Rajat Gupta (à direita) com o seu advogado, à saída do tribunal em Nova Iorque ©AP

Um ex-administrador da Goldman Sachs foi hoje condenado a dois anos de prisão e uma multa de cinco milhões de dólares (3,9 milhões de euros) por dar informação privilegiada a um investidor conhecido, noticia a AP.
Rajat Gupta, de 63 anos, nascido na Índia, educado em Harvard, uma figura respeitada na praça financeira nova-iorquina, é um dos maiores responsáveis do mundo financeiro punidos no âmbito da repressão do uso de informação privilegiada, que já conduziu a 69 condenações.

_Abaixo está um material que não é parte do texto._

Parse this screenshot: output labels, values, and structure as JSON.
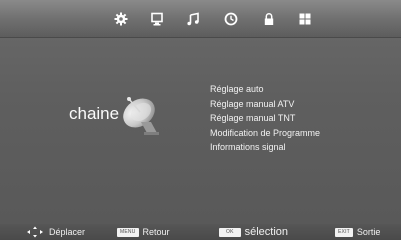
{
  "topbar": {
    "icons": [
      "gear-icon",
      "monitor-icon",
      "music-note-icon",
      "clock-icon",
      "lock-icon",
      "grid-icon"
    ],
    "active_icon": "gear-icon"
  },
  "section": {
    "label": "chaine",
    "icon": "satellite-dish-icon"
  },
  "menu": {
    "items": [
      {
        "label": "Réglage  auto"
      },
      {
        "label": "Réglage manual  ATV"
      },
      {
        "label": "Réglage manual  TNT"
      },
      {
        "label": "Modification de Programme"
      },
      {
        "label": "Informations signal"
      }
    ]
  },
  "help": {
    "move_label": "Déplacer",
    "menu_key": "MENU",
    "back_label": "Retour",
    "ok_key": "OK",
    "select_label": "sélection",
    "exit_key": "EXIT",
    "exit_label": "Sortie"
  },
  "colors": {
    "background": "#5e5e5e",
    "text": "#ffffff",
    "bottom_bar": "#4f4f4f"
  }
}
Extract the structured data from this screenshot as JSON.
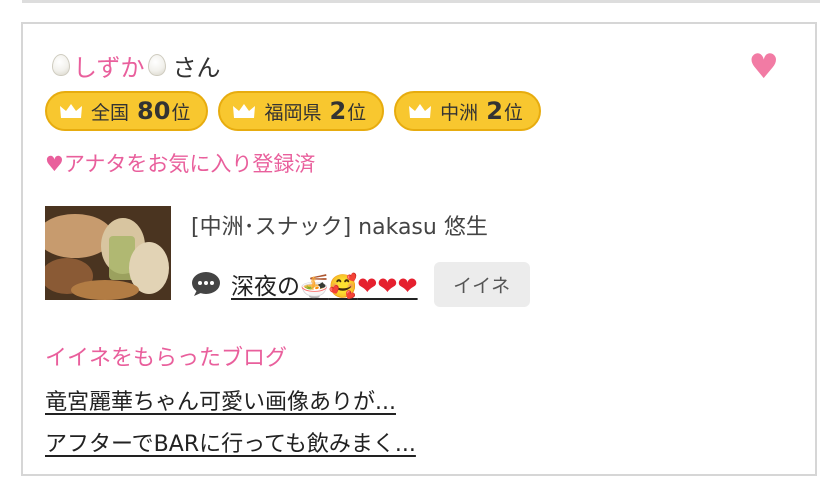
{
  "cast": {
    "name": "しずか",
    "honorific": "さん",
    "favorite_icon": "heart-icon"
  },
  "rankings": [
    {
      "area": "全国",
      "rank": "80",
      "suffix": "位"
    },
    {
      "area": "福岡県",
      "rank": "2",
      "suffix": "位"
    },
    {
      "area": "中洲",
      "rank": "2",
      "suffix": "位"
    }
  ],
  "favorite_status": "♥アナタをお気に入り登録済",
  "post": {
    "shop": "[中洲･スナック]  nakasu 悠生",
    "comment": "深夜の🍜🥰❤️❤️❤️",
    "comment_text": "深夜の",
    "like_button": "イイネ"
  },
  "blog_section": {
    "heading": "イイネをもらったブログ",
    "items": [
      "竜宮麗華ちゃん可愛い画像ありが...",
      "アフターでBARに行っても飲みまく..."
    ]
  },
  "colors": {
    "accent_pink": "#e95f9c",
    "rank_gold": "#f8c72f",
    "favorite_heart": "#f27ba4"
  }
}
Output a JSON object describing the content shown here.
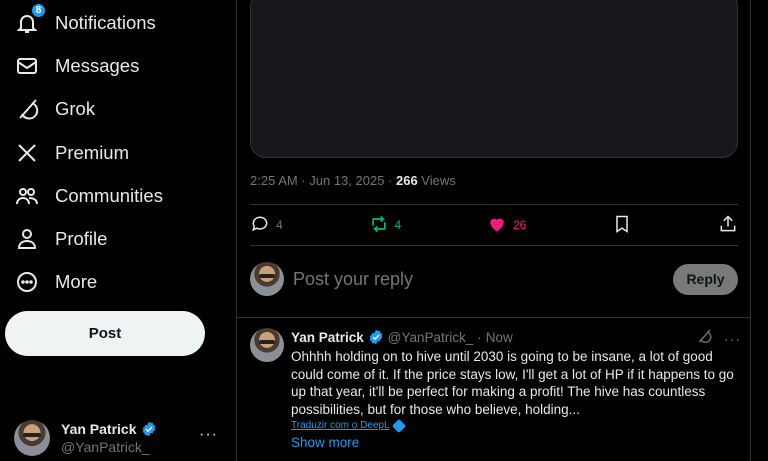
{
  "sidebar": {
    "items": [
      {
        "label": "Notifications",
        "icon": "bell-icon",
        "badge": "8"
      },
      {
        "label": "Messages",
        "icon": "envelope-icon"
      },
      {
        "label": "Grok",
        "icon": "grok-icon"
      },
      {
        "label": "Premium",
        "icon": "x-logo-icon"
      },
      {
        "label": "Communities",
        "icon": "people-icon"
      },
      {
        "label": "Profile",
        "icon": "person-icon"
      },
      {
        "label": "More",
        "icon": "more-circle-icon"
      }
    ],
    "post_label": "Post",
    "account": {
      "name": "Yan Patrick",
      "handle": "@YanPatrick_",
      "more": "···"
    }
  },
  "tweet": {
    "time": "2:25 AM · Jun 13, 2025 · ",
    "views_count": "266",
    "views_label": " Views",
    "replies": "4",
    "reposts": "4",
    "likes": "26"
  },
  "reply_box": {
    "placeholder": "Post your reply",
    "button": "Reply"
  },
  "reply": {
    "name": "Yan Patrick",
    "handle": "@YanPatrick_",
    "dot": "·",
    "time": "Now",
    "text": "Ohhhh holding on to hive until 2030 is going to be insane, a lot of good could come of it. If the price stays low, I'll get a lot of HP if it happens to go up that year, it'll be perfect for making a profit! The hive has countless possibilities, but for those who believe, holding...",
    "translate": "Traduzir com o DeepL",
    "show_more": "Show more",
    "more": "···"
  },
  "colors": {
    "accent": "#1d9bf0",
    "repost": "#00ba7c",
    "like": "#f91880",
    "background": "#000000"
  }
}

Ao ler uma declaração, Gupta afirmou: «Lamento terrivelmente o impacto deste assunto na minha família, nos meus amigos e nas instituições que me são caras. Perdi a reputação que construi ao longo de uma vida. O veredicto foi devastador».
As situações que envolveram Gupta que foram mencionadas durante o julgamento decorreram da sua relação com Raj Rajaratnam, natural do Sri Lanka.
Rajaratnam era um bilionário, gestor de um fundo de investimento que geria mais de sete mil milhões de dólares (5,4 mil milhões de euros), que lhe deu uma posição de destaque e influência nos mercados financeiros que impressionou Gupta.
Os procuradores descreveram como Gupta corria para o telefone para transmitir conselhos de investimento a Rajaratnam segundos depois de reuniões da administração, o que permitiu a este obter mais de 75 milhões de dólares em ganhos ilegais, para ele e os seus investidores.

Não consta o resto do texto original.